Liliana Papalia, who is a clinical physician, points out that beyond vaccination and prophylaxis measures against the risk of infection, in many cases treatment with antibiotics is required.
He agrees that it is essential to clean the wound well and that suturing may be necessary. In addition, it is possible that the person has to be hospitalized, it depends on whether the wound is superficial or if it caused damage to muscles, tendons, for example, hurt the patient's face.
Ramiro Heredia, a clinician at the Hospital de Clínicas José de San Martín, agrees that "it is an event of relevance to public health."
"Health professionals always have to report the situation to the health authorities, detailing under what conditions it occurred and referring to the health of the animal, the injuries caused, as well as the treatments established and the follow-up of the case," he says.
Bites are related "to traumatic injuries, bacterial infections and serious zoonotic diseases, such as rabies," he says.
Risk of rabies
"Rabies is a vaccine-preventable viral disease that affects more than 150 countries and causes tens of thousands of deaths a year, mainly in Asia and Africa," Heredia said.
"In 99% of cases of transmission to humans, the disease is spread by dogs.
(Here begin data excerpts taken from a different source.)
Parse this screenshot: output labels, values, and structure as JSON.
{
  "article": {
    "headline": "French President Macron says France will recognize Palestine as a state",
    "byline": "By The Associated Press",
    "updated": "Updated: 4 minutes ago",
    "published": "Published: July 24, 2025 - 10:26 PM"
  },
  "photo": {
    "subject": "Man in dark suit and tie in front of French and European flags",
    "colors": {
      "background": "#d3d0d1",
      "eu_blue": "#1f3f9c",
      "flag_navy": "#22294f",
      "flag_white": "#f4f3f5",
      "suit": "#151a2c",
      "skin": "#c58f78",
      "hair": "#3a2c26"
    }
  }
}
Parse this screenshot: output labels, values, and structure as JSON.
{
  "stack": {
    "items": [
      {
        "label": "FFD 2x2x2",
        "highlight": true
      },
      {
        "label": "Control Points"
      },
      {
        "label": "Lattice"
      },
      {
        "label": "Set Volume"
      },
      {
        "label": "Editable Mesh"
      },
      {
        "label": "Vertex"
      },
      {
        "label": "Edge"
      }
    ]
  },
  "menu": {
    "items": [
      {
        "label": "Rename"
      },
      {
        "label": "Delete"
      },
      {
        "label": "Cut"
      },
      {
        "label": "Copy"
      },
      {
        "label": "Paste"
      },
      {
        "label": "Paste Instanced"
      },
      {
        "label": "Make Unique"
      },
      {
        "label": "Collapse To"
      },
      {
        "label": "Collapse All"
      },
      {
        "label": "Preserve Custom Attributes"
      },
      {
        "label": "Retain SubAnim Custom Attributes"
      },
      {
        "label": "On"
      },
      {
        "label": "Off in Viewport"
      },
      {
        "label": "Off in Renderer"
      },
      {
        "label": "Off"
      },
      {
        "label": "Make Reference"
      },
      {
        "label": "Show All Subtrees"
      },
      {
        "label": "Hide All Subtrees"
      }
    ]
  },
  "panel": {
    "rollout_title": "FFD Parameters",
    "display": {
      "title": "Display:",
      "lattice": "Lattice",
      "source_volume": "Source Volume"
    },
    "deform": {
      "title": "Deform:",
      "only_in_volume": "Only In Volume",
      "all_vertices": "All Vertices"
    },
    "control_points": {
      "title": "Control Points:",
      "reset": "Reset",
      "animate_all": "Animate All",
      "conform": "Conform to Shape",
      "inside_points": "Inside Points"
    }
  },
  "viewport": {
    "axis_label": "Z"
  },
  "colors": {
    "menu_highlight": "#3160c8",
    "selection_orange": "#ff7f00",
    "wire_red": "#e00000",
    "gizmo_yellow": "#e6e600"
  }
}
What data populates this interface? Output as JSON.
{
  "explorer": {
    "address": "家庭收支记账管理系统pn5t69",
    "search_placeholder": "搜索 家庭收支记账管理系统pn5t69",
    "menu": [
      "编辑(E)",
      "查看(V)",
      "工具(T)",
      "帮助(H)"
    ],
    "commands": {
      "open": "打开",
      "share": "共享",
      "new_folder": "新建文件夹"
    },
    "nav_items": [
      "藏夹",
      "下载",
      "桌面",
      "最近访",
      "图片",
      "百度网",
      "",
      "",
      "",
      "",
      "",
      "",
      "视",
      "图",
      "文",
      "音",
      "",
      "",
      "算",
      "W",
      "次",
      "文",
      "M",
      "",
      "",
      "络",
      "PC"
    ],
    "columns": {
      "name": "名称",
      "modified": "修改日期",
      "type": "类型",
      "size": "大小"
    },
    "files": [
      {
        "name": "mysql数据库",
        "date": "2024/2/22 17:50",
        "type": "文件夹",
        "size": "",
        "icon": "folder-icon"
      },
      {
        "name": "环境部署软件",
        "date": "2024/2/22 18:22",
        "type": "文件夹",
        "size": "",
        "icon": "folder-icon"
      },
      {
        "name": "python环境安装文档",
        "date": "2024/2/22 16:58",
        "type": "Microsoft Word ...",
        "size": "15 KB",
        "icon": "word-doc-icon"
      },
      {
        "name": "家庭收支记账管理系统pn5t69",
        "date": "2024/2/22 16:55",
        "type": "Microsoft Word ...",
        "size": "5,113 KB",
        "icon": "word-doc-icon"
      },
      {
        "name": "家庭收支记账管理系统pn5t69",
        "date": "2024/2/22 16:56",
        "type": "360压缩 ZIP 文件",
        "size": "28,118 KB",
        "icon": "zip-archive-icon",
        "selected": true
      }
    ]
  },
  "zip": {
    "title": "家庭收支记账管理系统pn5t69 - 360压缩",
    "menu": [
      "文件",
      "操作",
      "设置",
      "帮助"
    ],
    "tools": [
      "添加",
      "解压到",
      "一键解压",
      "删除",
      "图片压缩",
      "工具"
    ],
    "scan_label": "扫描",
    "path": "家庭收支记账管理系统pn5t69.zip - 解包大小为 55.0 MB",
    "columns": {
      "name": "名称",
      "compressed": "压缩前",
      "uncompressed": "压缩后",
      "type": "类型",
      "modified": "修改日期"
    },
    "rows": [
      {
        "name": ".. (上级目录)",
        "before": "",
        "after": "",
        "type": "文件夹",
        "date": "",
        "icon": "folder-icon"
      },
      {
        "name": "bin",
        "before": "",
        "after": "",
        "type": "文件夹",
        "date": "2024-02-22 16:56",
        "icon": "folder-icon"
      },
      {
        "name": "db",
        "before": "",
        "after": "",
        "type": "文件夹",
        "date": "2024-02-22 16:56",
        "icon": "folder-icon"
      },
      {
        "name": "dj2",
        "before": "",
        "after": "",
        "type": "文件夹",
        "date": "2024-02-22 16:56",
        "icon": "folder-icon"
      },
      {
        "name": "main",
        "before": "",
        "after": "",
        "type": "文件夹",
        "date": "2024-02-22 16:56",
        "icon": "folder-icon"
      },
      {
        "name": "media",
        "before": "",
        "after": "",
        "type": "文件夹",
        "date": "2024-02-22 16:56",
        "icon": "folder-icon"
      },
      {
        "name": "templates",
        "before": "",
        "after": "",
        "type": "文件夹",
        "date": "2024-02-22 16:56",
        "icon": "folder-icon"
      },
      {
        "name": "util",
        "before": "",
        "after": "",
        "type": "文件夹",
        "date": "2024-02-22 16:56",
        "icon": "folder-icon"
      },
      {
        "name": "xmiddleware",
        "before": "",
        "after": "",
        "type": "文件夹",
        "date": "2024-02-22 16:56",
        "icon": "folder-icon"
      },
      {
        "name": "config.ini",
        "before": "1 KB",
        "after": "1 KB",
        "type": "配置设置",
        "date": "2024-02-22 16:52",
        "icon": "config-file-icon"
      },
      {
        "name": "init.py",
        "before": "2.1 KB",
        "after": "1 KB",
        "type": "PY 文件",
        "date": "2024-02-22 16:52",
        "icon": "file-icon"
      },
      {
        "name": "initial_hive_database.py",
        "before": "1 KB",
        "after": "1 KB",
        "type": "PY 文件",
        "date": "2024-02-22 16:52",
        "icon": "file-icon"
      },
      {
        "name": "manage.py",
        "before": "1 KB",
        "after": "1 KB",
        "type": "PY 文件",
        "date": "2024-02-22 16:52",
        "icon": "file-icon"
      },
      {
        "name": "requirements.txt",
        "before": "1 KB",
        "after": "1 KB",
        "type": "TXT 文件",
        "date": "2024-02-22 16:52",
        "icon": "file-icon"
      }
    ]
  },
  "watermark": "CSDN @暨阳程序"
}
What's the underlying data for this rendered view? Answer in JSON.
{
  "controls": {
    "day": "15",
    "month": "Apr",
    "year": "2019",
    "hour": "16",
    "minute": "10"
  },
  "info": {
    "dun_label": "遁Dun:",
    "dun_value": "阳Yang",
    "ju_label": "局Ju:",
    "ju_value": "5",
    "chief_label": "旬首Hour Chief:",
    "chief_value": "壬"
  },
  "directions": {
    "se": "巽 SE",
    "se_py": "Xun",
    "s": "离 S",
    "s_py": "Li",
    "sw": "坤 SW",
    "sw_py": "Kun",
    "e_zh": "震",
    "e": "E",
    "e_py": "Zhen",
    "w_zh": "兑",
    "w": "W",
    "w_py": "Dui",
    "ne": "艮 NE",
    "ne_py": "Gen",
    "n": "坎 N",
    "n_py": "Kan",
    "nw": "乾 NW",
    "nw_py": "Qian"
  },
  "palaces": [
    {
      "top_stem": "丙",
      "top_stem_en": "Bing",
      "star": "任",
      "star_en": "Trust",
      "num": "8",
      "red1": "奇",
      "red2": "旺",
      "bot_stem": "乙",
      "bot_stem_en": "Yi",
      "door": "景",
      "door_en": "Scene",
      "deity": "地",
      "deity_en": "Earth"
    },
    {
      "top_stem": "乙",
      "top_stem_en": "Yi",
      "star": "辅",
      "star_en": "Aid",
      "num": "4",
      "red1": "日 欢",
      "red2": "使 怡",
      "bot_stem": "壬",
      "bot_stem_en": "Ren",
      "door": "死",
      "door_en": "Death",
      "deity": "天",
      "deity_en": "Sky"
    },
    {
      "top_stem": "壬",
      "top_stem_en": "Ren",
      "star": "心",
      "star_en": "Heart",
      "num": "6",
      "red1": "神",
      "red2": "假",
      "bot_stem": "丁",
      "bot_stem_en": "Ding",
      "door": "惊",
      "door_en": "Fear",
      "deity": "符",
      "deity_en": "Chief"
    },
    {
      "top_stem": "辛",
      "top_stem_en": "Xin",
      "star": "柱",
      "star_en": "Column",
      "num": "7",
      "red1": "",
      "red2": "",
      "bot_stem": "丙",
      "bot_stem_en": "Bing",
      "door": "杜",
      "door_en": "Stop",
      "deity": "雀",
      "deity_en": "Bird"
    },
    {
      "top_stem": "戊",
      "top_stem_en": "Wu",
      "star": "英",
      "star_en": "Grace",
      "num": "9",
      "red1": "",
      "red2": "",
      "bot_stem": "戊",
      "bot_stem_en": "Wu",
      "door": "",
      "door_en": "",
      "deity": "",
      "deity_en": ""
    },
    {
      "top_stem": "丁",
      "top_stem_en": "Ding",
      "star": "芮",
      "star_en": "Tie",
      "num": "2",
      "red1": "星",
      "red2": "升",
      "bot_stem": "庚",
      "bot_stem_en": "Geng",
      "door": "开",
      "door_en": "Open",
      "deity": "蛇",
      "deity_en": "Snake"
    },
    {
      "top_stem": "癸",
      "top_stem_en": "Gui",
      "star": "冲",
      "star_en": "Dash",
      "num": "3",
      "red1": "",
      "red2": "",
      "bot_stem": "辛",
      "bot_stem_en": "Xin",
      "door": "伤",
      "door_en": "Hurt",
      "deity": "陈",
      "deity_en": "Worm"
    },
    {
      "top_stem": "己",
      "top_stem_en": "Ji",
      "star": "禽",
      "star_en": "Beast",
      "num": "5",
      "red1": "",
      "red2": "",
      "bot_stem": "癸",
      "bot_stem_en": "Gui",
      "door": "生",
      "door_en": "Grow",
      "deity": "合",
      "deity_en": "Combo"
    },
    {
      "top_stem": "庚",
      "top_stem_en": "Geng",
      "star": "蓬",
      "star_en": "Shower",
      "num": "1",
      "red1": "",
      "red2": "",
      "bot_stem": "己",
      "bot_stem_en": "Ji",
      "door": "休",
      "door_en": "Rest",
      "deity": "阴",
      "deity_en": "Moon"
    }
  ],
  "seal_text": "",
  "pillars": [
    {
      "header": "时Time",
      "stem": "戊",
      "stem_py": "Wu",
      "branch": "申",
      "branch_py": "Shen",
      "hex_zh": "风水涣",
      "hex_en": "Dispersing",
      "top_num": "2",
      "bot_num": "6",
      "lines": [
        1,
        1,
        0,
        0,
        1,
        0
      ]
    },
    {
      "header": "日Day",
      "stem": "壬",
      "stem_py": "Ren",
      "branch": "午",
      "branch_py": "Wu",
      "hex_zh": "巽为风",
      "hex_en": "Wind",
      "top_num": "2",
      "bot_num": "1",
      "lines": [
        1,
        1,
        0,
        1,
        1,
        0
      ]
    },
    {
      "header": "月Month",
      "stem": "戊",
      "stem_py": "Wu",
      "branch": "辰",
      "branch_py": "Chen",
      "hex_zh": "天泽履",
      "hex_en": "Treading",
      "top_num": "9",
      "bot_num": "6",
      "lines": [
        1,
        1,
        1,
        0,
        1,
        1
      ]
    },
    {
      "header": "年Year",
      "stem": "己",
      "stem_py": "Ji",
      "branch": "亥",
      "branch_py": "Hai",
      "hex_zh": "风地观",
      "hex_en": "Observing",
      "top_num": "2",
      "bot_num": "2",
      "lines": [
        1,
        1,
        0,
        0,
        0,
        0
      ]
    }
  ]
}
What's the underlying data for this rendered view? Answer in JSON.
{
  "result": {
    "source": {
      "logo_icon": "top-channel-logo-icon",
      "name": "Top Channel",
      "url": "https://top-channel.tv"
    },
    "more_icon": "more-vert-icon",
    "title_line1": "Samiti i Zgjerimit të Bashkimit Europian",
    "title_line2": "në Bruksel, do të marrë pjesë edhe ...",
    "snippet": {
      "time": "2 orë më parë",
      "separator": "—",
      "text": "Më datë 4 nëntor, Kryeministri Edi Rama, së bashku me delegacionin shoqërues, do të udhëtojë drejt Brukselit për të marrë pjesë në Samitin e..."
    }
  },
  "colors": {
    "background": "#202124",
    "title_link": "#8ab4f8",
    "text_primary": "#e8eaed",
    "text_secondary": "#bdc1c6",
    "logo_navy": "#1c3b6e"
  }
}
Therefore, it can be prevented by vaccinating them. If it is believed that a bite has been received from a rabid animal, prophylactic measures should be applied. You have to wash the wound immediately and thoroughly with soap and water for 15 minutes, apply a series of rabies vaccines, and administer rabies immunoglobulins, "he explains.
Dogs and vaccination
Meanwhile, veterinarian Walter Pérez points out that dogs should receive their first rabies vaccine at three months of age and that the application must be repeated annually.
"The owner will receive a rabies vaccination certificate that he will have to show in case his pet bites another animal or a person," says Pérez.
And he adds: "Regardless of this, during the 10 days following the bite, the veterinarian must do an anti-rabies control to the animal to confirm that it is not sick."